Wenn Joe was über Deutschland wissen will und sich freundlich annähert und ich Lust und Zeit habe, plausche ich vermutlich gerne mit ihm und helfe ihm weiter.
Wenn Joe mir keine Sonnenbrillen, Schmuck oder sonstigen Kram, sondern Drogen verkaufen will, dann ist Joe für mich nicht „nice to meet you“. Dann bedaure ich, dass ich tatsächlich kein „police officer“ bin und nur Journalist, der nichts anderes machen kann, als aufzuschreiben, was „wahr“ ist.
Die Zahl der Flüchtlinge aus Gambia nach Deutschland lag 2012 bei 465 Personen, 2013 bei 680 Personen und 2014 bei 1.525 Personen. Aktuell wird nach unseren Recherchen gegen mindestens 150 Gambianer ermittelt, die in LEAs untergebracht sind, ganz überwiegend wegen Drogendelikten. „Wahr“ ist also, dass rund zehn Prozent dieser Personen polizeiauffällig geworden sind.
„Wahr“ ist auch, dass ich als Journalist nichts gegen Menschen aus Gambia habe. „Wahr“ ist aber, dass ich als Journalist Fakten prüfe und feststellen muss, dass die mutmaßliche Kriminalitätsrate bei diesen Personen exorbitant hoch ist. „Wahr“ ist ebenfalls, dass es weitere Hinweise auf sexuelle Belästigungen gibt und möglicherweise auf Bandendiebstahl. Das macht die Gambianer nicht kollektiv zu Verbrechern, aber sehr wohl zu einer Gruppe von Asylsuchenden, die außergewöhnlich auffällig ist.
„Wahr“ ist auch, dass die Zahl der „UMF“ steigt. Das sind „Unbegleitete Minderjährige Flüchtlinge“. „Wahr“ ist auch, dass sich viele dieser jungen Männer jünger machen als sie sind. „Wahr“ ist auch, dass nach unseren Recherchen insbesondere Nordafrikaner, also „Araber“, immer häufiger angeben „Syrer“ zu sein, weil „Syrer“ bevorzugt Asyl erhalten – da haben die Gambianer aufgrund der Hautfarbe gelitten.
„Nice to meet you“ ist für mich immer eine grundsätzliche Haltung gegenüber Menschen. Ich bleibe dabei aber immer kritisch. Das Elend vieler Menschen rührt mich wie jeden vernünftigen Menschen an. Aber ich lasse mich vernünftigerweise von keinem Joe auf den Arm nehmen.

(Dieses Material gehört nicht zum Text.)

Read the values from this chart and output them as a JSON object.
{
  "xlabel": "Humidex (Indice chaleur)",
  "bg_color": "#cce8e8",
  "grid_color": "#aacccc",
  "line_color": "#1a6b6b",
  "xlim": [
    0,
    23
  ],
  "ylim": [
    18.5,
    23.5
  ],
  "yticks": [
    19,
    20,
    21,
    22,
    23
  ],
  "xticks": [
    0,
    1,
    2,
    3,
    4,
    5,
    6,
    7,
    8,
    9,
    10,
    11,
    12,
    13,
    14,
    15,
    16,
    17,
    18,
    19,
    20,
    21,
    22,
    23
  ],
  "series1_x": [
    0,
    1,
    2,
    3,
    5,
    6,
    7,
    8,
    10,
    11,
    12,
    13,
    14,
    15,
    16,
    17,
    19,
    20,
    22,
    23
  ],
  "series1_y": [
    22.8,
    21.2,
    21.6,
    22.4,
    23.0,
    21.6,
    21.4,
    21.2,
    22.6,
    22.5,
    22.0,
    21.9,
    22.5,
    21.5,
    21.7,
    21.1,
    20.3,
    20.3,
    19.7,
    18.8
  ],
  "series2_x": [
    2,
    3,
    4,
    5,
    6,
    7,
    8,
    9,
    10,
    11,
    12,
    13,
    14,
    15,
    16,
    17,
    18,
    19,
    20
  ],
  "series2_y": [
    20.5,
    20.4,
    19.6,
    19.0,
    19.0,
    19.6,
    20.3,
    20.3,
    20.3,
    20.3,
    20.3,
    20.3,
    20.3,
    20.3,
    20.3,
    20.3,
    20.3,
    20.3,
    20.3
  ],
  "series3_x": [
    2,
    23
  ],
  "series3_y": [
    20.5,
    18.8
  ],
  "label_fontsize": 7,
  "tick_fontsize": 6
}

Meine Aufgabe als Journalist ist es nicht, Brötchen zu verteilen und Transparente zu schwenken und mich im Freudentaumel zu beglücken, sondern genau hinzuschauen, Informationen zu recherchieren, diese zu überprüfen und gesichert an die Leserschaft weiterzugeben.

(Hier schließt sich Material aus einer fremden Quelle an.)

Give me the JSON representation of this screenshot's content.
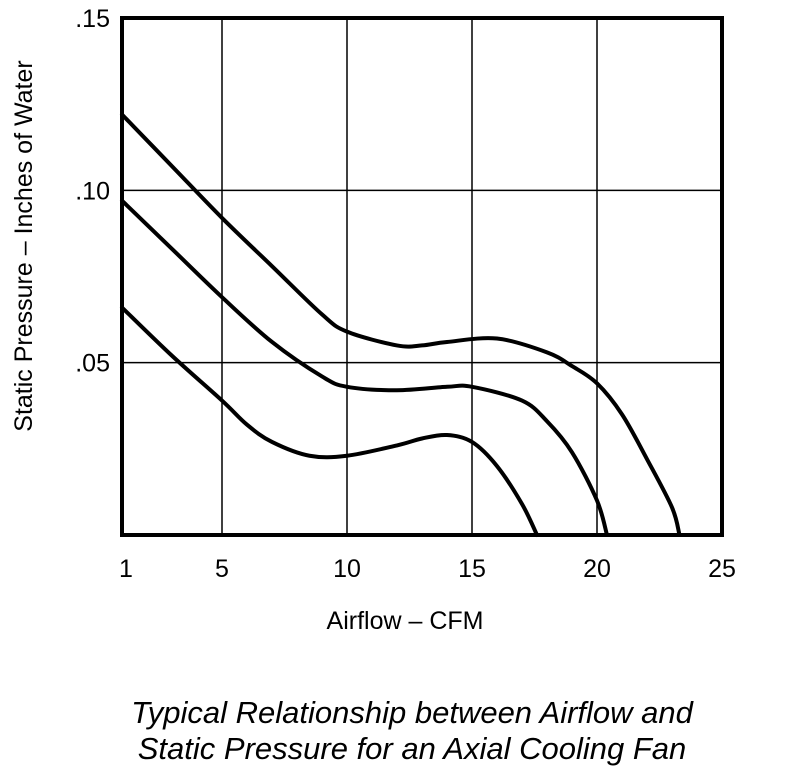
{
  "chart_data": {
    "type": "line",
    "title_lines": [
      "Typical Relationship between Airflow and",
      "Static Pressure for an Axial Cooling Fan"
    ],
    "xlabel": "Airflow – CFM",
    "ylabel": "Static Pressure – Inches of Water",
    "xlim": [
      1,
      25
    ],
    "ylim": [
      0,
      0.15
    ],
    "x_ticks": [
      {
        "value": 1,
        "label": "1"
      },
      {
        "value": 5,
        "label": "5"
      },
      {
        "value": 10,
        "label": "10"
      },
      {
        "value": 15,
        "label": "15"
      },
      {
        "value": 20,
        "label": "20"
      },
      {
        "value": 25,
        "label": "25"
      }
    ],
    "y_ticks": [
      {
        "value": 0.05,
        "label": ".05"
      },
      {
        "value": 0.1,
        "label": ".10"
      },
      {
        "value": 0.15,
        "label": ".15"
      }
    ],
    "grid": true,
    "legend": "none",
    "line_color": "#000000",
    "series": [
      {
        "points": [
          [
            1,
            0.122
          ],
          [
            3,
            0.107
          ],
          [
            5,
            0.092
          ],
          [
            7,
            0.078
          ],
          [
            9,
            0.064
          ],
          [
            10,
            0.059
          ],
          [
            12,
            0.055
          ],
          [
            13,
            0.055
          ],
          [
            14,
            0.056
          ],
          [
            16,
            0.057
          ],
          [
            18,
            0.053
          ],
          [
            19,
            0.049
          ],
          [
            20,
            0.044
          ],
          [
            21,
            0.035
          ],
          [
            22,
            0.022
          ],
          [
            23,
            0.008
          ],
          [
            23.3,
            0
          ]
        ]
      },
      {
        "points": [
          [
            1,
            0.097
          ],
          [
            3,
            0.083
          ],
          [
            5,
            0.069
          ],
          [
            7,
            0.056
          ],
          [
            9,
            0.046
          ],
          [
            10,
            0.043
          ],
          [
            12,
            0.042
          ],
          [
            14,
            0.043
          ],
          [
            15,
            0.043
          ],
          [
            17,
            0.039
          ],
          [
            18,
            0.033
          ],
          [
            19,
            0.024
          ],
          [
            20,
            0.01
          ],
          [
            20.4,
            0
          ]
        ]
      },
      {
        "points": [
          [
            1,
            0.066
          ],
          [
            3,
            0.052
          ],
          [
            5,
            0.039
          ],
          [
            6,
            0.032
          ],
          [
            7,
            0.027
          ],
          [
            8.5,
            0.023
          ],
          [
            10,
            0.023
          ],
          [
            12,
            0.026
          ],
          [
            13,
            0.028
          ],
          [
            14,
            0.029
          ],
          [
            15,
            0.027
          ],
          [
            16,
            0.02
          ],
          [
            17,
            0.009
          ],
          [
            17.6,
            0
          ]
        ]
      }
    ]
  }
}
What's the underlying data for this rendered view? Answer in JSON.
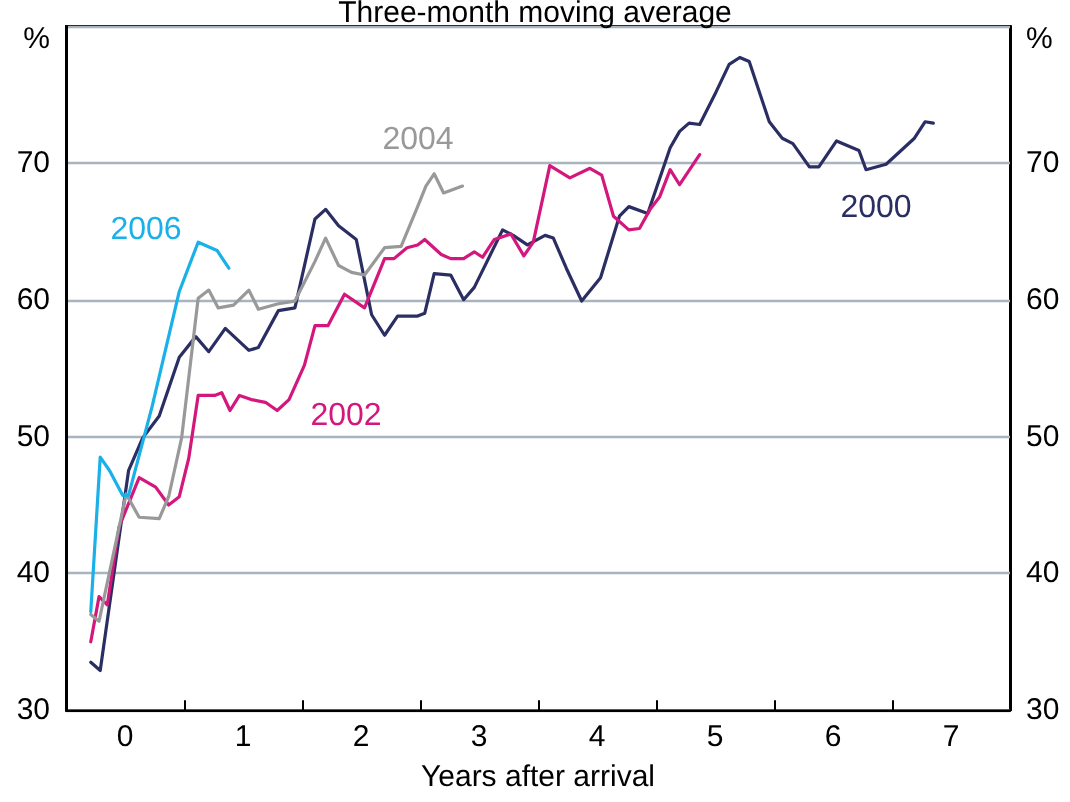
{
  "chart_data": {
    "type": "line",
    "title": "Three-month moving average",
    "xlabel": "Years after arrival",
    "ylabel": "%",
    "y2label": "%",
    "xlim": [
      -0.5,
      7.5
    ],
    "xticks": [
      0,
      1,
      2,
      3,
      4,
      5,
      6,
      7,
      {
        "value": 0.5,
        "label": null
      },
      {
        "value": 1.5,
        "label": null
      },
      {
        "value": 2.5,
        "label": null
      },
      {
        "value": 3.5,
        "label": null
      },
      {
        "value": 4.5,
        "label": null
      },
      {
        "value": 5.5,
        "label": null
      },
      {
        "value": 6.5,
        "label": null
      }
    ],
    "ylim": [
      30,
      80
    ],
    "yticks": [
      30,
      40,
      50,
      60,
      70
    ],
    "y2lim": [
      30,
      80
    ],
    "y2ticks": [
      30,
      40,
      50,
      60,
      70
    ],
    "grid": "y",
    "legend": false,
    "marker": "none",
    "line_style": "solid",
    "series": [
      {
        "name": "2000",
        "color": "#2b2e63",
        "x": [
          -0.29,
          -0.21,
          0.03,
          0.15,
          0.29,
          0.46,
          0.6,
          0.71,
          0.85,
          1.05,
          1.13,
          1.3,
          1.44,
          1.61,
          1.7,
          1.81,
          1.96,
          2.09,
          2.2,
          2.31,
          2.48,
          2.54,
          2.62,
          2.76,
          2.87,
          2.96,
          3.2,
          3.29,
          3.41,
          3.56,
          3.63,
          3.74,
          3.87,
          4.03,
          4.19,
          4.27,
          4.43,
          4.62,
          4.7,
          4.78,
          4.87,
          5.01,
          5.12,
          5.21,
          5.29,
          5.46,
          5.57,
          5.66,
          5.8,
          5.88,
          6.03,
          6.22,
          6.28,
          6.45,
          6.69,
          6.78,
          6.85
        ],
        "values": [
          33.5,
          32.9,
          47.5,
          49.9,
          51.5,
          55.8,
          57.3,
          56.2,
          57.9,
          56.3,
          56.5,
          59.2,
          59.4,
          65.9,
          66.6,
          65.4,
          64.4,
          58.9,
          57.4,
          58.8,
          58.8,
          59.0,
          61.9,
          61.8,
          60.0,
          60.9,
          65.1,
          64.7,
          64.0,
          64.7,
          64.5,
          62.3,
          59.9,
          61.6,
          66.1,
          66.8,
          66.3,
          71.1,
          72.3,
          72.9,
          72.8,
          75.2,
          77.2,
          77.7,
          77.4,
          73.0,
          71.8,
          71.4,
          69.7,
          69.7,
          71.6,
          70.9,
          69.5,
          69.9,
          71.8,
          73.0,
          72.9
        ]
      },
      {
        "name": "2002",
        "color": "#d4177d",
        "x": [
          -0.29,
          -0.22,
          -0.15,
          -0.05,
          0.12,
          0.26,
          0.37,
          0.46,
          0.54,
          0.62,
          0.76,
          0.82,
          0.89,
          0.97,
          1.07,
          1.19,
          1.29,
          1.39,
          1.52,
          1.61,
          1.72,
          1.86,
          2.03,
          2.2,
          2.28,
          2.39,
          2.48,
          2.54,
          2.68,
          2.76,
          2.87,
          2.96,
          3.03,
          3.13,
          3.27,
          3.38,
          3.46,
          3.6,
          3.77,
          3.94,
          4.04,
          4.14,
          4.27,
          4.36,
          4.45,
          4.53,
          4.62,
          4.7,
          4.87
        ],
        "values": [
          35.0,
          38.3,
          37.7,
          43.4,
          47.0,
          46.3,
          45.0,
          45.6,
          48.4,
          53.0,
          53.0,
          53.2,
          51.9,
          53.0,
          52.7,
          52.5,
          51.9,
          52.7,
          55.2,
          58.1,
          58.1,
          60.4,
          59.4,
          63.0,
          63.0,
          63.8,
          64.0,
          64.4,
          63.3,
          63.0,
          63.0,
          63.5,
          63.1,
          64.4,
          64.8,
          63.2,
          64.2,
          69.8,
          68.9,
          69.6,
          69.1,
          66.1,
          65.1,
          65.2,
          66.6,
          67.5,
          69.5,
          68.4,
          70.6
        ]
      },
      {
        "name": "2004",
        "color": "#999999",
        "x": [
          -0.29,
          -0.22,
          0.01,
          0.12,
          0.29,
          0.37,
          0.48,
          0.62,
          0.71,
          0.79,
          0.92,
          1.05,
          1.13,
          1.3,
          1.44,
          1.61,
          1.7,
          1.81,
          1.92,
          2.03,
          2.2,
          2.34,
          2.48,
          2.55,
          2.62,
          2.7,
          2.86
        ],
        "values": [
          37.0,
          36.5,
          45.8,
          44.1,
          44.0,
          45.6,
          49.9,
          60.1,
          60.7,
          59.4,
          59.6,
          60.7,
          59.3,
          59.7,
          59.9,
          62.8,
          64.5,
          62.5,
          62.0,
          61.8,
          63.8,
          63.9,
          66.8,
          68.3,
          69.2,
          67.8,
          68.3
        ]
      },
      {
        "name": "2006",
        "color": "#1ab0e8",
        "x": [
          -0.29,
          -0.21,
          -0.13,
          -0.02,
          0.03,
          0.23,
          0.46,
          0.62,
          0.78,
          0.88
        ],
        "values": [
          37.2,
          48.5,
          47.5,
          45.7,
          45.7,
          52.2,
          60.6,
          64.2,
          63.6,
          62.3
        ]
      }
    ]
  }
}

Und im Fall von „Joe“ habe ich eine klare Haltung:
Nice to meet you Joe as a human, but not as a drugdealer in a country that is giving you support and protection.
Wenn ich mir vorstellte, dass hilfsbesoffene „Nice-to-meet-you“-Fanatiker tatsächlich bereit sind, das Risiko in Kauf zu nehmen, dass zehn Prozent der „Flüchtlinge“, die oft „Einwanderer“ sind, tatsächlich Ganoven bis Kriminelle sind, wir also nicht von 8.000, sondern von 80.000 Menschen reden, die gegen unsere Gesetze verstoßen, dann wird „Nice-to-meet-you“ zur klassenkämpferischen Systemfrage.

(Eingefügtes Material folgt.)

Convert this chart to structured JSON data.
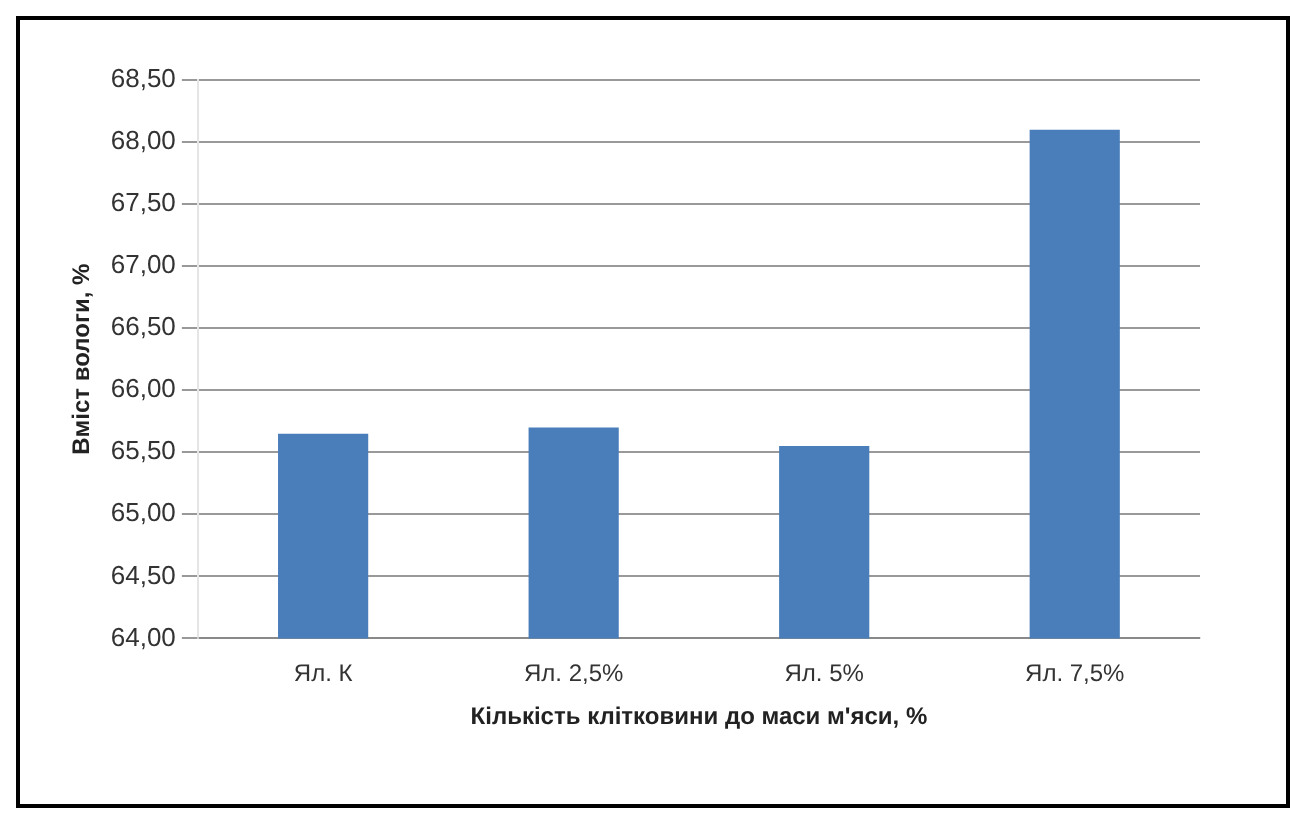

Meine Antwort ist klar: Ich begrüße Flüchtlinge, aber keine Kriminellen.
Was den Hilfsbesoffenen nicht klar ist: Meine Haltung beschützt tatsächliche Flüchtlinge. Die „alle-sind-willkommen-Fraktion“ hingegen schürt Fremdenhass und Gewalt und alle, die das anders sehen, sind, wer hätte es gedacht, Nazis.